When some Connecticut couples get a divorce, one person might be able to draw Social Security retirement payments on the ex-spouse's earnings record. However, this is only possible if the two were married for at least 10 years.
It is also necessary for there to have been a disparity in income. Social Security payments are calculated using the highest-earning 35 years of a person's working life. The monthly average is a person's monthly payments. Spousal benefits are calculated by subtracting this amount from half of the spouse's monthly payment. If this is a negative number, the person is not eligible for payments on the spouse's earnings.
Both spouses must be at least 62 in order to start drawing these payments. However, the payments will be reduced until the person waits until reaching the full retirement age of 67 to draw them. In some cases, waiting until 70 will mean higher payments. Several other elements must also be in place. The divorce must have been final at least two years before applying for spousal benefits. A person must remain single to receive spousal benefits although in some cases, if a subsequent marriage has ended, a person might be able to draw benefits on the previous marriage. A person's Social Security retirement payments are not reduced as a result of an ex-spouse receiving these benefits.

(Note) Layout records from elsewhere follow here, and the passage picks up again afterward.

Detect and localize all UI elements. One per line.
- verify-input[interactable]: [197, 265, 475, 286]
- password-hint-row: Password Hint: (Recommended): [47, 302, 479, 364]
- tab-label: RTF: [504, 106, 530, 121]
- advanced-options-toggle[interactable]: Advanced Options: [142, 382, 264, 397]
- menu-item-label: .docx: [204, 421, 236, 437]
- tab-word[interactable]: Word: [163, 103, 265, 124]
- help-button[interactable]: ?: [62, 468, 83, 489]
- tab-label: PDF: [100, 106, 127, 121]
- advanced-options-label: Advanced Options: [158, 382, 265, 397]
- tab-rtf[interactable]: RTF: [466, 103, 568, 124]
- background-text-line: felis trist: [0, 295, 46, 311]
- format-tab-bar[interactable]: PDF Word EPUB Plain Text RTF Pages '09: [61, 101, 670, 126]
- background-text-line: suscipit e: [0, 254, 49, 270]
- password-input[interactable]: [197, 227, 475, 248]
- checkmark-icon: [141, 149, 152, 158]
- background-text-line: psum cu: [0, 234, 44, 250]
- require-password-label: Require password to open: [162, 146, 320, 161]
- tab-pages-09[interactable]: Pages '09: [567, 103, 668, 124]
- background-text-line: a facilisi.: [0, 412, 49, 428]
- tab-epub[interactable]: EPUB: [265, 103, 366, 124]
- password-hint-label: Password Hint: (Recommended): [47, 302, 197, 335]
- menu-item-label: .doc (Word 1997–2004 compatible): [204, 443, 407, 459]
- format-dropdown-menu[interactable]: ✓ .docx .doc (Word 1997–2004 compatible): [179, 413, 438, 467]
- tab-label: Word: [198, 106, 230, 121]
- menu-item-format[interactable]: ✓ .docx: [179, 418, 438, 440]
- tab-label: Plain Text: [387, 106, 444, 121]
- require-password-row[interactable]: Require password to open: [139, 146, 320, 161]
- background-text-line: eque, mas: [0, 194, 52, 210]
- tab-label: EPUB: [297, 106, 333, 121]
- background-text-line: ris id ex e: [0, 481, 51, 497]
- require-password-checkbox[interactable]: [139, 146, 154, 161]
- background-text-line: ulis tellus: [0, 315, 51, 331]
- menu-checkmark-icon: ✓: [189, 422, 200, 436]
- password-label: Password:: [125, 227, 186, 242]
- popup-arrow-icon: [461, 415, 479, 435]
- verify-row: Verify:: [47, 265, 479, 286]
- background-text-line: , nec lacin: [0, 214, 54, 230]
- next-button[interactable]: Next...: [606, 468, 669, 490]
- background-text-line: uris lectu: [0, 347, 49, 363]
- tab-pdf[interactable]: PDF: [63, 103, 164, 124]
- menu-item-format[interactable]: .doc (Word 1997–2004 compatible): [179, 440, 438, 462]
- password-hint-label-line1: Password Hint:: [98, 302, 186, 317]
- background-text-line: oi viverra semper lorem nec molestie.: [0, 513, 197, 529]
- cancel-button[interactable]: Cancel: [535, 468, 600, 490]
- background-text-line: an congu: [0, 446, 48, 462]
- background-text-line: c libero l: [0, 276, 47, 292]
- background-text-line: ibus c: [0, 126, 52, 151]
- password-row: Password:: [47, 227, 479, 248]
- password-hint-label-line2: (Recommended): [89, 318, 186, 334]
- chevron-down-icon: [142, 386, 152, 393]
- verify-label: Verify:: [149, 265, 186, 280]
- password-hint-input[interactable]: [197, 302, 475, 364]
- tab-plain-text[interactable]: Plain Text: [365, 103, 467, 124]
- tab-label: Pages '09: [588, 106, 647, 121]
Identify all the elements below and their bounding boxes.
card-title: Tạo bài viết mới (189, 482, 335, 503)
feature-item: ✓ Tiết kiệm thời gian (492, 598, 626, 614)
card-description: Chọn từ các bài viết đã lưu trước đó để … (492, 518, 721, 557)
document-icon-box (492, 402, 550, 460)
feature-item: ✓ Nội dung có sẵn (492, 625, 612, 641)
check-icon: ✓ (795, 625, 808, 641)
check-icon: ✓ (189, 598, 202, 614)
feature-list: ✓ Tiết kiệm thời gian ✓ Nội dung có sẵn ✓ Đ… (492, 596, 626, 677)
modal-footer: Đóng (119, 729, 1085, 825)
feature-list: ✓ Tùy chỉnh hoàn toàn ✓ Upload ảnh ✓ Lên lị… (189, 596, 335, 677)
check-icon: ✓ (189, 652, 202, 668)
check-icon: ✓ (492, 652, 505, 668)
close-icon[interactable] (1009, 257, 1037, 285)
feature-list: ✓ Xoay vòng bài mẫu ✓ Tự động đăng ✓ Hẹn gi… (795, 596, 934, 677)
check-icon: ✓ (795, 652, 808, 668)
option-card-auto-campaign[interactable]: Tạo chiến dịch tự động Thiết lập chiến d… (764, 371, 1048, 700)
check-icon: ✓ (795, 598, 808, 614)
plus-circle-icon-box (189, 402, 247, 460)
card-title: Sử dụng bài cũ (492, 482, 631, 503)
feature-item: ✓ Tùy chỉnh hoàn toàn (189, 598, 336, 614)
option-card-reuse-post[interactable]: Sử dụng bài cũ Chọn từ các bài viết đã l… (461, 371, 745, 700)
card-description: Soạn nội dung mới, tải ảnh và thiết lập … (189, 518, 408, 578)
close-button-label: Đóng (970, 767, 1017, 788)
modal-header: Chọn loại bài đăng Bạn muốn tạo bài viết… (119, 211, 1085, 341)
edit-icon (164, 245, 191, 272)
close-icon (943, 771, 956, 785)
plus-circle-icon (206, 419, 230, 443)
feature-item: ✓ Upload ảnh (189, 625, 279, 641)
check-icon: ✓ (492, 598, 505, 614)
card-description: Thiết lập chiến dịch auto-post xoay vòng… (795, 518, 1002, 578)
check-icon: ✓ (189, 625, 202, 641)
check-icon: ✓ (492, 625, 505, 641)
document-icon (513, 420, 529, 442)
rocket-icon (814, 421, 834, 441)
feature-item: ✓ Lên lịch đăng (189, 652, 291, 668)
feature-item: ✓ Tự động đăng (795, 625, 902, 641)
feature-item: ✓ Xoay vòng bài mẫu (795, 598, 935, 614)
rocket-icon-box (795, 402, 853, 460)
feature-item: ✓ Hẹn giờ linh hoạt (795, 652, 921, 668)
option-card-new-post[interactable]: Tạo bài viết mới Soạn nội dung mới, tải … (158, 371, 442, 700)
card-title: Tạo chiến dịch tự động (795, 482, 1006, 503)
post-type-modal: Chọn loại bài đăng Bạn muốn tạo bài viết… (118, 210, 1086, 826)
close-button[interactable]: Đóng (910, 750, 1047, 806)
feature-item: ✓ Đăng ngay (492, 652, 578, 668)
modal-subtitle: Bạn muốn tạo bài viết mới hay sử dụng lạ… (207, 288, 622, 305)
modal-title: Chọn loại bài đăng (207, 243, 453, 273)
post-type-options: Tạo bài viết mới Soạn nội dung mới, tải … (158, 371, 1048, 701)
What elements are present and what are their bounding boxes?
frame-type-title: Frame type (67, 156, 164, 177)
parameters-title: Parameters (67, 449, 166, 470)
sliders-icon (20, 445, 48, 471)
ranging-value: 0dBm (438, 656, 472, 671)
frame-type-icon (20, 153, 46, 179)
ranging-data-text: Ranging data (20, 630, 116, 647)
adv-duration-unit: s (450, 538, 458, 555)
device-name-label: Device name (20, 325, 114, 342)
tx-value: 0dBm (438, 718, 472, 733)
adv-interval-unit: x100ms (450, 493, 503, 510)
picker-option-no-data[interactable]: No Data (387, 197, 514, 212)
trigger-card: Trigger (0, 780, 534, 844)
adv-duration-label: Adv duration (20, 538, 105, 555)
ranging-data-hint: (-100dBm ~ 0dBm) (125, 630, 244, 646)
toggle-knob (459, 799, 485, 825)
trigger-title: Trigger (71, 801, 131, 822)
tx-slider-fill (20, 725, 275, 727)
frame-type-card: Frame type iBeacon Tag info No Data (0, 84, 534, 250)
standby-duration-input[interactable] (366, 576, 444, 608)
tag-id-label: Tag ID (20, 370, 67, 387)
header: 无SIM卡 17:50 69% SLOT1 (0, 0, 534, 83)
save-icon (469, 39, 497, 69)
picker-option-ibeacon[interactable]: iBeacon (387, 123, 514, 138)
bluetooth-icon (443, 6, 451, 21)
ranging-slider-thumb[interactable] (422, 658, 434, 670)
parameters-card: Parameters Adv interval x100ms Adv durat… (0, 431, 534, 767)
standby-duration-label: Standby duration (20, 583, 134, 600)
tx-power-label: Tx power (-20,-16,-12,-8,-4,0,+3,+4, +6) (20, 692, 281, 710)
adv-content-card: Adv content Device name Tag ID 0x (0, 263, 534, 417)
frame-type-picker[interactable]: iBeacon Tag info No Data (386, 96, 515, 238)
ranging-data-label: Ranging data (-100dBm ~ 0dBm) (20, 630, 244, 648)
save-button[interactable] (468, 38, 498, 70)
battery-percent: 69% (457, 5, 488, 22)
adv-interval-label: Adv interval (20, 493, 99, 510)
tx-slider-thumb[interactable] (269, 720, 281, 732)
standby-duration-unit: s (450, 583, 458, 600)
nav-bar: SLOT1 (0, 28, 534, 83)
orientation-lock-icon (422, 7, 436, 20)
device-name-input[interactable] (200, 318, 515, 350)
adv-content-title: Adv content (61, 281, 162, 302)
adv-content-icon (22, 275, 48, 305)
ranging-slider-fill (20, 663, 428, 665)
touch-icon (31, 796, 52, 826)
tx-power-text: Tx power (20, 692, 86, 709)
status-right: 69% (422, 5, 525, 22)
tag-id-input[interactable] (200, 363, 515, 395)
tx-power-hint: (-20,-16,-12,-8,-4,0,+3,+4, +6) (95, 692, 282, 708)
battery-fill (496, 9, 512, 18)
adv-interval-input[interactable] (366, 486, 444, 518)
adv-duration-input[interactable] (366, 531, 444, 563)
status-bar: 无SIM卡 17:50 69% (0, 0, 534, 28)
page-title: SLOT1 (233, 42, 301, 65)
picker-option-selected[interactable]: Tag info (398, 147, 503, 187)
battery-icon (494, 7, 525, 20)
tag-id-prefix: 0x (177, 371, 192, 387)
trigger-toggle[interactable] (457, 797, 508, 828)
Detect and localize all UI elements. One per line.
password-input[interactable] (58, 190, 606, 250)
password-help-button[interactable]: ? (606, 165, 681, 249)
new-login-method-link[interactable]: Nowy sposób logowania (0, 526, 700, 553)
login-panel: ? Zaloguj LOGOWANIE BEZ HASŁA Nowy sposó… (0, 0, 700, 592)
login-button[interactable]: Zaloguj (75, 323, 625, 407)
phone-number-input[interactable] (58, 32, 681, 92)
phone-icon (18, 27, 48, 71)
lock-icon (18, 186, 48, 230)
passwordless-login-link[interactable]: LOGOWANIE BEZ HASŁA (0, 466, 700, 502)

Social Security spousal benefits may not be the only protection a lower-earning spouse might be entitled to. There may be a retirement account that a couple splits. Furthermore, a person may receive spousal support for a certain amount of time, such as while that person is training for a new job. People may suffer a drop in their standard of living after a divorce, so it can be important for people to protect themselves during property division negotiations. Having the advice and counsel of an attorney might be advisable during the process.